The answer, according to the Australian researchers, is that they do – by a lot. They came to this conclusion by comparing marine litter surveys in places in both the United States and Australia that have deposit laws with those without. The relative proportion of coastal container debris found in states with bottle deposits was 40 percent lower than in areas that didn’t have laws. They also found that the reduction was greatest in areas of low income areas, which also tend to be the most polluted.
What if people are simply buying fewer bottled sodas or waters in these states? The researchers answered this by surveying the number of containers lids versus the number of containers. Recycling laws don’t cover the caps – so these would be much more numerous than the actual containers if people were truly recycling a lot, rather than just buying less. “That’s exactly what we found,” the authors wrote in The Conversation.
Ocean Warming Around the Galapagos
Sea surface temperature monitoring in the remote eastern tropical Pacific Ocean is sparse, which is why it was surprising to scientists to recently find out that temperatures have been warming there since the 1970s.
Cold, deep ocean water rises to the surface near the Galapagos, partly accounting for rich biodiversity in its waters. Previously, there had been disagreement over whether, and the extent to which, the area had been warming.
In the study, published in the journal Geophysical Research Letters, lead author Gloria Jimenez of the University of Arizona reported drilling into corals in the northern part of Galapagos National Park and analyzing their chemical composition as an indicator of ocean temperatures of the recent past. Comparing this with other records, the researchers concluded that the regional ocean temperatures had warmed by about 1.1F (0.6C) between 1979 and 2010. The corals sampled were some of the few that survived a major bleaching event after a particularly warm El Niño in the early 1980s.
U.S. to Hold Largest Oil and Gas Sale in Gulf of Mexico
On March 21, the Trump administration plans to auction off 77 million acres of coastal waters for offshore drilling in the Gulf of Mexico.
According to the United States Interior Department, the area will include “all available unleased areas in federal waters” of the Gulf, with a few exceptions such as the area within 125 miles (201km) of Florida’s coast, an area banned by Congress until 2022. Interior Secretary Ryan Zinke cited the revenue the sale will bring as one important motivation, according to The Hill.

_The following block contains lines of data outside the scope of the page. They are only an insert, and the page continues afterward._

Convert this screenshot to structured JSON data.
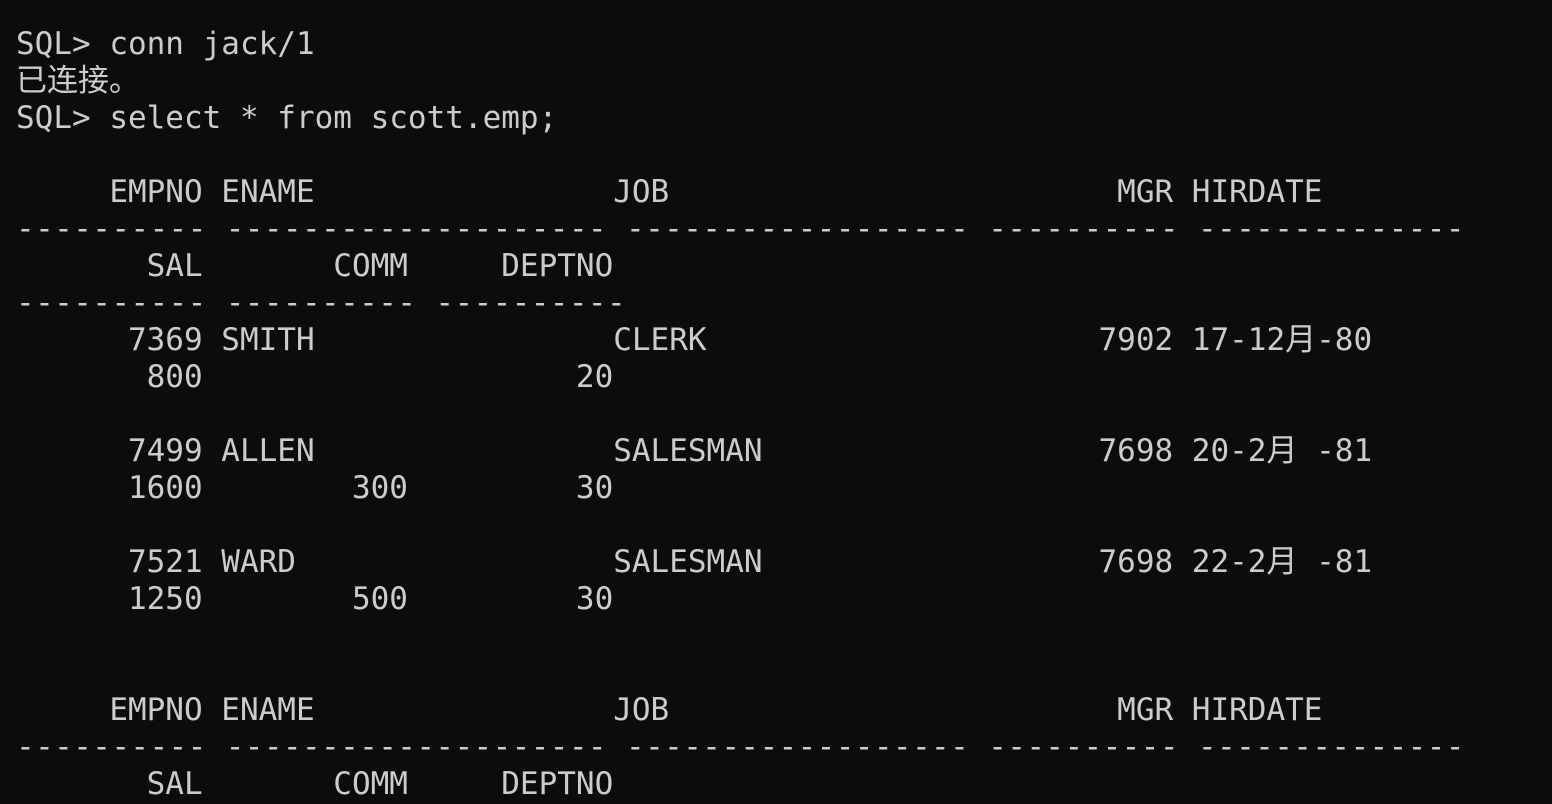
{
  "window": {
    "background": "#0c0c0c",
    "foreground": "#cccccc"
  },
  "terminal": {
    "lines": [
      "SQL> conn jack/1",
      "已连接。",
      "SQL> select * from scott.emp;",
      "",
      "     EMPNO ENAME                JOB                        MGR HIRDATE",
      "---------- -------------------- ------------------ ---------- --------------",
      "       SAL       COMM     DEPTNO",
      "---------- ---------- ----------",
      "      7369 SMITH                CLERK                     7902 17-12月-80",
      "       800                    20",
      "",
      "      7499 ALLEN                SALESMAN                  7698 20-2月 -81",
      "      1600        300         30",
      "",
      "      7521 WARD                 SALESMAN                  7698 22-2月 -81",
      "      1250        500         30",
      "",
      "",
      "     EMPNO ENAME                JOB                        MGR HIRDATE",
      "---------- -------------------- ------------------ ---------- --------------",
      "       SAL       COMM     DEPTNO"
    ]
  }
}
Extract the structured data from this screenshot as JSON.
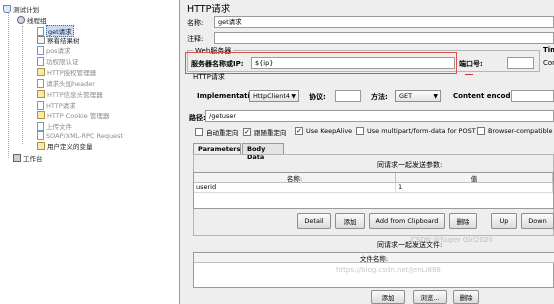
{
  "tree": {
    "items": [
      {
        "label": "测试计划",
        "icon": "test-plan-icon"
      },
      {
        "label": "线程组",
        "icon": "thread-group-icon"
      },
      {
        "label": "get请求",
        "icon": "sampler-icon"
      },
      {
        "label": "察看结果树",
        "icon": "listener-icon"
      },
      {
        "label": "pos请求",
        "icon": "sampler-icon"
      },
      {
        "label": "功权限认证",
        "icon": "sampler-icon"
      },
      {
        "label": "HTTP授权管理器",
        "icon": "config-icon"
      },
      {
        "label": "请求头加header",
        "icon": "sampler-icon"
      },
      {
        "label": "HTTP信息头管理器",
        "icon": "config-icon"
      },
      {
        "label": "HTTP请求",
        "icon": "sampler-icon"
      },
      {
        "label": "HTTP Cookie 管理器",
        "icon": "config-icon"
      },
      {
        "label": "上传文件",
        "icon": "sampler-icon"
      },
      {
        "label": "SOAP/XML-RPC Request",
        "icon": "sampler-icon"
      },
      {
        "label": "用户定义的变量",
        "icon": "config-icon"
      },
      {
        "label": "工作台",
        "icon": "workbench-icon"
      }
    ]
  },
  "panel": {
    "title": "HTTP请求",
    "name_label": "名称:",
    "name_value": "get请求",
    "comment_label": "注释:",
    "comment_value": "",
    "web_server_label": "Web服务器",
    "server_label": "服务器名称或IP:",
    "server_value": "${ip}",
    "port_label": "端口号:",
    "port_value": "",
    "timeout_label": "Tim",
    "connect_label": "Con",
    "http_request_label": "HTTP请求",
    "impl_label": "Implementation:",
    "impl_value": "HttpClient4",
    "protocol_label": "协议:",
    "protocol_value": "",
    "method_label": "方法:",
    "method_value": "GET",
    "encoding_label": "Content encoding:",
    "encoding_value": "",
    "path_label": "路径:",
    "path_value": "/getuser",
    "checkboxes": [
      {
        "label": "自动重定向",
        "checked": false
      },
      {
        "label": "跟随重定向",
        "checked": true
      },
      {
        "label": "Use KeepAlive",
        "checked": true
      },
      {
        "label": "Use multipart/form-data for POST",
        "checked": false
      },
      {
        "label": "Browser-compatible h",
        "checked": false
      }
    ],
    "tabs": [
      {
        "label": "Parameters",
        "active": true
      },
      {
        "label": "Body Data",
        "active": false
      }
    ],
    "params_caption": "同请求一起发送参数:",
    "params_headers": [
      "名称:",
      "值"
    ],
    "params_rows": [
      {
        "name": "userid",
        "value": "1"
      }
    ],
    "param_buttons": [
      "Detail",
      "添加",
      "Add from Clipboard",
      "删除",
      "Up",
      "Down"
    ],
    "files_caption": "同请求一起发送文件:",
    "files_header": "文件名称:",
    "bottom_buttons": [
      "添加",
      "浏览...",
      "删除"
    ],
    "watermark": "CSDN @Super Girl2020",
    "watermark_url": "https://blog.csdn.net/JenLi888"
  }
}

The sale comes as the administration is holding hearings around the country concerning its plan to vastly expand offshore drilling to other federal coastal areas, including the Atlantic, Pacific and Alaskan coasts. The effort is opposed by many politicians, both Republican and Democrat, in key states with major reserves, such as North Carolina, South Carolina and Virginia. California regulators have said they could refuse to issue pipeline permits as a way of blocking drilling off their coast.